By JOEL COLEMAN
CHARLOTTE, N.C. – With 30 seconds to play in the Belk Bowl on Wednesday, Mississippi State head coach Dan Mullen called a timeout. MSU was in complete control, but it was time to say farewell to the greatest Bulldog to ever wear maroon and white.
Quarterback Dak Prescott jogged off the field at Bank of America Stadium, pointed to the sky and embraced backup Nick Fitzgerald, who came in to take his place. Prescott called it a career. He couldn’t have ended things on a much higher note.
Prescott was named the Belk Bowl Most Valuable Player after engineering an offense that shredded NC State as the Bulldogs topped the Wolfpack 51-28 in the rain and put the exclamation point on the MSU signal caller’s illustrious career.
“I had high expectations for myself (when I came to Mississippi State),” Prescott said. “For it all to come true, for it to be so real, it’s special and humbling.”
Prescott set Belk Bowl records for passing yards and total offense as he threw for 380 yards and four touchdowns and ran for 47 yards.
Mullen wasn’t surprised by Prescott’s numbers. He’d seen it all before.
“That’s kind of normal for him,” Mullen said.
Even NC State head coach Dave Doeren couldn’t hold back the praise for Prescott.
“He’s a great quarterback and is arguably the best player they’ve ever had at their university,” Doeren said. “You look at his yardage and the way he handles things and how tough he is and how he runs the ball, he’s just a really good quarterback.”
It didn’t take long for Prescott to get going against the Wolfpack. On the first play from scrimmage, MSU defensive lineman Johnathan Calvin pressured NC State quarterback Jacoby Brissett to set up an interception by Gerri Green. Just five plays and a little over a minute later and Prescott had the Bulldogs in the end zone with a 14-yard touchdown pass to Fred Ross.
Mississippi State (9-4) actually sprinted out to an early 21-0 advantage. Following a Brandon Bryant pick late in the first quarter, Prescott hit De’Runnya Wilson on two straight passes covering 67 total yards for a score.
With 12:17 on the clock in the second quarter, Ross crossed the goal line again after a 33-yard run off of a reverse.
“You want to start fast,” Mullen said. “First play of the game, we get an interception and come out and score right away. We create another turnover. We get a stop. Had a long pass and touchdowns. Making plays and executing clean gives the guys a lot of confidence for the entire game.”

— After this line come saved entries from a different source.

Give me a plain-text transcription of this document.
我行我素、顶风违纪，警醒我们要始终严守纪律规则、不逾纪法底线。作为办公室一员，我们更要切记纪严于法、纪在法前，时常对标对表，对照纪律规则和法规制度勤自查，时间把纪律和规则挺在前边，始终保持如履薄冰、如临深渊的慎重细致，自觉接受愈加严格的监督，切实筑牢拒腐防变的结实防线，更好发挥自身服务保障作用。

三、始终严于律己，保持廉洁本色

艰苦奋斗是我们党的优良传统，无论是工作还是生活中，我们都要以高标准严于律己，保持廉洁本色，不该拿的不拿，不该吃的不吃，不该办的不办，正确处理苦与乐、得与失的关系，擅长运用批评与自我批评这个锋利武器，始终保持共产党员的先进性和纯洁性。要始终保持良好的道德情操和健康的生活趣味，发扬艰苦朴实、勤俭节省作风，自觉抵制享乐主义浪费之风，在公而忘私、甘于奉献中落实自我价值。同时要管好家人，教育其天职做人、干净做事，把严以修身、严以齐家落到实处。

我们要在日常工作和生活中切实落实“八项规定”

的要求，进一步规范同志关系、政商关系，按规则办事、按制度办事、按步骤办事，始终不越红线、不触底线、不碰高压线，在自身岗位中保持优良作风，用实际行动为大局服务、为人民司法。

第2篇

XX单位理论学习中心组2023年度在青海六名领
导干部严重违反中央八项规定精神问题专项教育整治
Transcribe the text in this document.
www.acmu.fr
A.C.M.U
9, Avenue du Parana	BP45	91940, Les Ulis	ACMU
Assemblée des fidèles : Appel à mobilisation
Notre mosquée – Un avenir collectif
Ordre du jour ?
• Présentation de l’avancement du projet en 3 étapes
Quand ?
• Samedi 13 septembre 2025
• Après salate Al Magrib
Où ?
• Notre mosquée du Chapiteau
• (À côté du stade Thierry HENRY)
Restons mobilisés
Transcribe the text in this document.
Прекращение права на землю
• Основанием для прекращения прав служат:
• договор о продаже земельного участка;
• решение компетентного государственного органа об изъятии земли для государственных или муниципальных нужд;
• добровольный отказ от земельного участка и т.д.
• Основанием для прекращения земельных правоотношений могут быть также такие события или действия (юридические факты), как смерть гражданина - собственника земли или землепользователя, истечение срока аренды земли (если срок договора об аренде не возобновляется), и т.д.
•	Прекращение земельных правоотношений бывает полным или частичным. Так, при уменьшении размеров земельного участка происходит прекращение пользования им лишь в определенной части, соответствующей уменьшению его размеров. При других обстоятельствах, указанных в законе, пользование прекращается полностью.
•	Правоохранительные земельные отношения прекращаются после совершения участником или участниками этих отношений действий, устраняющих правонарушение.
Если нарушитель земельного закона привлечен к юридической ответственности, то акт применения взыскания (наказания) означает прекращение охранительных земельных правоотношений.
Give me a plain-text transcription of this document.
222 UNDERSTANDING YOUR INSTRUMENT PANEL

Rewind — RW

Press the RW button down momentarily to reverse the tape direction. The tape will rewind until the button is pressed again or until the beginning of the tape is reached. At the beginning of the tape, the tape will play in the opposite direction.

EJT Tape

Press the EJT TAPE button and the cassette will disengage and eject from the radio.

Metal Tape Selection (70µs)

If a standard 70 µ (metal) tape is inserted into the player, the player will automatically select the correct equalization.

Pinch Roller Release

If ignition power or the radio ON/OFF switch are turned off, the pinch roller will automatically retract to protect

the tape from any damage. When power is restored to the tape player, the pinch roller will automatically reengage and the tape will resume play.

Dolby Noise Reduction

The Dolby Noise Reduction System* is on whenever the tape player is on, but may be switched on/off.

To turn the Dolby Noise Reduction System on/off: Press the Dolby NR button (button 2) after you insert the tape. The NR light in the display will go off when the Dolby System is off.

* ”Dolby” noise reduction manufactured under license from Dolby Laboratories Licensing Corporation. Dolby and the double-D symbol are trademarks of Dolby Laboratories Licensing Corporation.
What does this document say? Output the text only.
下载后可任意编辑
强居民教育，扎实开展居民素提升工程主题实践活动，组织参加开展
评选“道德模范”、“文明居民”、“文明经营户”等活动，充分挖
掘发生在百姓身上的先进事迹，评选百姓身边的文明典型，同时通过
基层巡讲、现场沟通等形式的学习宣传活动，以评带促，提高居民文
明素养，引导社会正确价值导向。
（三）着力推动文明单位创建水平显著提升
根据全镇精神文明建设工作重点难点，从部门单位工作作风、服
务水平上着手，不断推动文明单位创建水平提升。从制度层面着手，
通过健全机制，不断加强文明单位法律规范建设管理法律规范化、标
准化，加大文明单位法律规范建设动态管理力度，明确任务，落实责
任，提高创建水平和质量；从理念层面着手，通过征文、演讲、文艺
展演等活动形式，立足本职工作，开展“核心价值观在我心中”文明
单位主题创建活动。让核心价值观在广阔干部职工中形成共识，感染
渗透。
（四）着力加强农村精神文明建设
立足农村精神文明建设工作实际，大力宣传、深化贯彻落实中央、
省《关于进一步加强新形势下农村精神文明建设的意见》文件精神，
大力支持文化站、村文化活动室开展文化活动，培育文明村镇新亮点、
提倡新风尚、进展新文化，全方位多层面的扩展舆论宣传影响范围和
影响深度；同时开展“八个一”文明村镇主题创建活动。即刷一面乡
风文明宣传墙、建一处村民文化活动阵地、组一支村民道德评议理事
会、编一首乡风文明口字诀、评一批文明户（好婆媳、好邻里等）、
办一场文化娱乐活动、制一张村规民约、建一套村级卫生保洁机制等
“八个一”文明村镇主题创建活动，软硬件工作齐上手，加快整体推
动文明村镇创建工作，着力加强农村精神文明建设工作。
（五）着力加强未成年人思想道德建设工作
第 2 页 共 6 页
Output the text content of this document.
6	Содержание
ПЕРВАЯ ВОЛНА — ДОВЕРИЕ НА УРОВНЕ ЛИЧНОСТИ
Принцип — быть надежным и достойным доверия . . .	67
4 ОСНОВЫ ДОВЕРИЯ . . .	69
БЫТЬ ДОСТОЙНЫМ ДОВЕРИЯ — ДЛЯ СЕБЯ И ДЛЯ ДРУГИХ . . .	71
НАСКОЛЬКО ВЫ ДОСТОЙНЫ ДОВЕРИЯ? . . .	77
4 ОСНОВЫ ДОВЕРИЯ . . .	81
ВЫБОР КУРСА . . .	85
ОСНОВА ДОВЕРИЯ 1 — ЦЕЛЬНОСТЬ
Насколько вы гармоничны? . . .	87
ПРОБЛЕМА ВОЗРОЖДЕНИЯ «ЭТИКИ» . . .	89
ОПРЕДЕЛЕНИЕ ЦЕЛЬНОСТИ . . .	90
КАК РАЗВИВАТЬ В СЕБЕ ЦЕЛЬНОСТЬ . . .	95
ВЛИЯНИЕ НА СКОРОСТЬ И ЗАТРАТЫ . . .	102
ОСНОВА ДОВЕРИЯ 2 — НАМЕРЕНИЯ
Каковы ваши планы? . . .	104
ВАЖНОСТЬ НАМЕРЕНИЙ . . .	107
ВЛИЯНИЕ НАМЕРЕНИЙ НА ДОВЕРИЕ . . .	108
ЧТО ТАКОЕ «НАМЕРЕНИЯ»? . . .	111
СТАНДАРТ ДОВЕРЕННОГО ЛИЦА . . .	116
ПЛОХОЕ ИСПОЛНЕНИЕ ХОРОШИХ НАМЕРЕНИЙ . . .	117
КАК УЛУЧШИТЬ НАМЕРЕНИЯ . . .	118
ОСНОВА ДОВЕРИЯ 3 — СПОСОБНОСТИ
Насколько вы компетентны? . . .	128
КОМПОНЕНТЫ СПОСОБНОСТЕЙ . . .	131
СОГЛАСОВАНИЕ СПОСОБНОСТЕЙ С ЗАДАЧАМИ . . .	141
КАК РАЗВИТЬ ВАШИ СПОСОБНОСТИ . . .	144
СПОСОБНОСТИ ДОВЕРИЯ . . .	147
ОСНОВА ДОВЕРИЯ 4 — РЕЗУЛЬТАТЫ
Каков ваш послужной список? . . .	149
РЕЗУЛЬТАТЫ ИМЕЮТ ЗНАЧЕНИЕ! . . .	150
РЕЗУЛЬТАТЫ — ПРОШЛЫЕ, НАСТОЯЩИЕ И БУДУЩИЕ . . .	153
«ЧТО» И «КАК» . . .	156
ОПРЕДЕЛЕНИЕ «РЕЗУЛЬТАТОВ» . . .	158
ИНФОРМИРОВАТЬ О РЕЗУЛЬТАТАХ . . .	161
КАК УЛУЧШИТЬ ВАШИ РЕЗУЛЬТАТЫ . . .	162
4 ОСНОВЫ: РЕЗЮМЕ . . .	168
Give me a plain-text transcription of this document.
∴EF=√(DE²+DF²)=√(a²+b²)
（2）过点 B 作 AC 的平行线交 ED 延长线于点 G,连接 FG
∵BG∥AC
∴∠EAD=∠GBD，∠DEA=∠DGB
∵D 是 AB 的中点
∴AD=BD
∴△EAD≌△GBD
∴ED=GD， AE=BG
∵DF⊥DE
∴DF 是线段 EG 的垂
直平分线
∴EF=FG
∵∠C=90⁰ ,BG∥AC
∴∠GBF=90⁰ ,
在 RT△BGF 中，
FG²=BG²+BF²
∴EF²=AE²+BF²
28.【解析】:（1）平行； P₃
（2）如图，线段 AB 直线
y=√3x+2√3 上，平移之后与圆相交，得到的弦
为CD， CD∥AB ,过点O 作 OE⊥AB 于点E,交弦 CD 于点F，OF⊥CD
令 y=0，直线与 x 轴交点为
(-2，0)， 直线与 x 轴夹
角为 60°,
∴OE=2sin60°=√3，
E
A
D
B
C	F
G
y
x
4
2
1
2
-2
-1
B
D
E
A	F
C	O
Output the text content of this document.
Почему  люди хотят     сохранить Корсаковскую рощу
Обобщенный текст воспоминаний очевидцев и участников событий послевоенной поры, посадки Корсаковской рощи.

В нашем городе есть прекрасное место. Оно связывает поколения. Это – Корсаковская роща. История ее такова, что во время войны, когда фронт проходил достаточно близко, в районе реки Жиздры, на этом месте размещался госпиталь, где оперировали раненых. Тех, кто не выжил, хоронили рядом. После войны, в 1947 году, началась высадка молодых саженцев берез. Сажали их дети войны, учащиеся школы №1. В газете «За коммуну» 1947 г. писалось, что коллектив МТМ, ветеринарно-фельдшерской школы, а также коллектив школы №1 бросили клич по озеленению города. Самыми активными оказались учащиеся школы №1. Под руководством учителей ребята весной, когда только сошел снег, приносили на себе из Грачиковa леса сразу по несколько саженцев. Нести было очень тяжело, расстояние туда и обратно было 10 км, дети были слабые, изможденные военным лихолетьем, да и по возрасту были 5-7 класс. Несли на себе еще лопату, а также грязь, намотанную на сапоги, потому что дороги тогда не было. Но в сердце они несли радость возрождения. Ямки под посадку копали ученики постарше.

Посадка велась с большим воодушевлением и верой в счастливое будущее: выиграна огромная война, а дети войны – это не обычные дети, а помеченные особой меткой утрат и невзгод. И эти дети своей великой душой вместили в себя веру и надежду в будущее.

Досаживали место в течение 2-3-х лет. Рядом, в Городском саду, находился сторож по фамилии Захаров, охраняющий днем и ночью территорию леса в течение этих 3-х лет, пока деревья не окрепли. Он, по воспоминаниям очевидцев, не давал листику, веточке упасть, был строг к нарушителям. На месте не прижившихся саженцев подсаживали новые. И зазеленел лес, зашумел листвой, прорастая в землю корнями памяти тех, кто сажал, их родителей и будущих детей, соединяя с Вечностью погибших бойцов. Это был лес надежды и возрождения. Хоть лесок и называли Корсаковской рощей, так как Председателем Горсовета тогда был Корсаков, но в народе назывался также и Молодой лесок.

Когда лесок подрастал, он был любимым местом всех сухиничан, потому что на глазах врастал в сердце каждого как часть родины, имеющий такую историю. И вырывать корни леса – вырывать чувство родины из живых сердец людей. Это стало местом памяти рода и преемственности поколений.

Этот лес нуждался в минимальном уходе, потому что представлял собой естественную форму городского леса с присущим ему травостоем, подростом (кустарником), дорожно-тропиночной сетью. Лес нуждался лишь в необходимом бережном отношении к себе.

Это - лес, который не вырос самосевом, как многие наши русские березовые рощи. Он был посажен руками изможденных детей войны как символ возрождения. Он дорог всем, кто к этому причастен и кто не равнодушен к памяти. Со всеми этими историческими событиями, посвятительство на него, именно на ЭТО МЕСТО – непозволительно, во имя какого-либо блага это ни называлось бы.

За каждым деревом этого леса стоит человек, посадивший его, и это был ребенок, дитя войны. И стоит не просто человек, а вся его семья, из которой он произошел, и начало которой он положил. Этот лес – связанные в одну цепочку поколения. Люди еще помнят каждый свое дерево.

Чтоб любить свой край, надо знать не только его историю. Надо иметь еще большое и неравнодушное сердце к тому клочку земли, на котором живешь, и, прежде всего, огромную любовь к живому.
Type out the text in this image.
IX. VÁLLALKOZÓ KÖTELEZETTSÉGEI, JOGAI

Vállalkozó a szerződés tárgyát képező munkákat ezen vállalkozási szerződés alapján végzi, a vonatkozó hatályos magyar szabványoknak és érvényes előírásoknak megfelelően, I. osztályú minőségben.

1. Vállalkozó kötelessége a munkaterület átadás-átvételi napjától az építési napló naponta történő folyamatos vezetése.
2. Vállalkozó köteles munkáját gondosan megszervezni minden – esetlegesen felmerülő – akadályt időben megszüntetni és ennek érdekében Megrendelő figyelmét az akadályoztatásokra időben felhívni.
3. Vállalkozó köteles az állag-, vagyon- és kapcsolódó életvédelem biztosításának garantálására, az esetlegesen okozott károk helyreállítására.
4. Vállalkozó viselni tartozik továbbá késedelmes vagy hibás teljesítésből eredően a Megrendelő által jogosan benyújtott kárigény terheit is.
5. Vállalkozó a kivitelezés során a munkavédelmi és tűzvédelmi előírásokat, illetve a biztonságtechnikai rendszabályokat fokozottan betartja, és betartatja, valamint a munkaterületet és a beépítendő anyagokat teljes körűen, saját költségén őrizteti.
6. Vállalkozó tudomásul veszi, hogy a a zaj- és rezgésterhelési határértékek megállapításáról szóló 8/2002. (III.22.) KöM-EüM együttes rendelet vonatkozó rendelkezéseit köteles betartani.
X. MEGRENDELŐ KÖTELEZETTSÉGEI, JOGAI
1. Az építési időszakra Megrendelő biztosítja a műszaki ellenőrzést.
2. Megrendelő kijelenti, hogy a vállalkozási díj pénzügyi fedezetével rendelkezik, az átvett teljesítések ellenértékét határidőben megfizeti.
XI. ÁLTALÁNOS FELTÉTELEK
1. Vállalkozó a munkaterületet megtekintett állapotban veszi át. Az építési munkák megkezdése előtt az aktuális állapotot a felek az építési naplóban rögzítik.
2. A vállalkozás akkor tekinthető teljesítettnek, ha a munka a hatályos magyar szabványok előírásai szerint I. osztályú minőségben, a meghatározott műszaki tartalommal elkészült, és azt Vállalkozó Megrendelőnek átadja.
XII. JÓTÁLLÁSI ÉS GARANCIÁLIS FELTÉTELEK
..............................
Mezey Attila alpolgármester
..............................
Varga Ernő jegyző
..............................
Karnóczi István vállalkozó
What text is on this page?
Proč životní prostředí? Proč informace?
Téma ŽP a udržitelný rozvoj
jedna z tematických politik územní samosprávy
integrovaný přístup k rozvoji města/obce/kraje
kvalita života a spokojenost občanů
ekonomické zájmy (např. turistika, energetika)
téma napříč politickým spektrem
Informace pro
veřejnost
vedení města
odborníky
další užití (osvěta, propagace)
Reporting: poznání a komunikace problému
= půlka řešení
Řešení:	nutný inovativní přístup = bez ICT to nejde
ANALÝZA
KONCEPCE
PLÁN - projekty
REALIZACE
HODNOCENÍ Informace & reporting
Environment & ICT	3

NC State (7-6) fought back with a pair of big plays. Brissett found a wide open Pharaoh McKever for an 82-yard touchdown pass before Jaylen Samuels broke off a 48-yard scoring run to close the Wolfpack deficit to 21-14.
Even with the lead narrowing, Mississippi State linebacker Richie Brown said the Bulldogs weren’t concerned.
“We just had a little miscommunication,” Brown said. “We knew what the problem was and knew how to fix it if they tried to do it again, so there wasn’t any panic. We just locked down, relaxed and buckled down.”
From that point on, the Bulldogs cruised. Offensive lineman Justin Malone recovered a Prescott fumble in the end zone to put MSU up 28-14. The Bulldogs added a Westin Graves field goal before halftime to go up by three more.
NC State got back within ten points after the intermission on a 3-yard run from Brissett, but the Bulldogs responded with three straight touchdowns.
The first two came on Prescott passes to Brandon Holloway. Holloway’s first score came from 10 yards out late in the third quarter prior to getting in from 55 yards away early in the fourth.
Aeris Williams added MSU’s final points with a 33-yard touchdown run to make it 51-21.
Samuels scored for the Wolfpack with 45 seconds remaining to cap the scoring before Prescott’s goodbye trot to the sidelines.
Prescott’s career ends with the Haughton, Louisiana native holding 38 school records.
He finished with a 23-10 mark as a starter and became the only player to ever register 4,000 yards of total offense in consecutive seasons at MSU.
Prescott took the Bulldogs to No. 1 in the country in his junior season and now sits near the top in multiple Southeastern Conference and national career statistical categories.
With it all now over, Mullen struggled to find what to say.
“I don’t think there are words to really describe what (Prescott) has done for this program,” Mullen said. “I think he took the university and football program and changed the way people think about themselves.”
Prescott insisted his career was exactly what he desired when he came to Mississippi State half a decade ago.
“It kind of seems like yesterday and then it seems like a lifetime ago that I was in (Mullen’s) office for an official visit and he was selling the program to me,” Prescott said. “It was everything that I wanted to do.”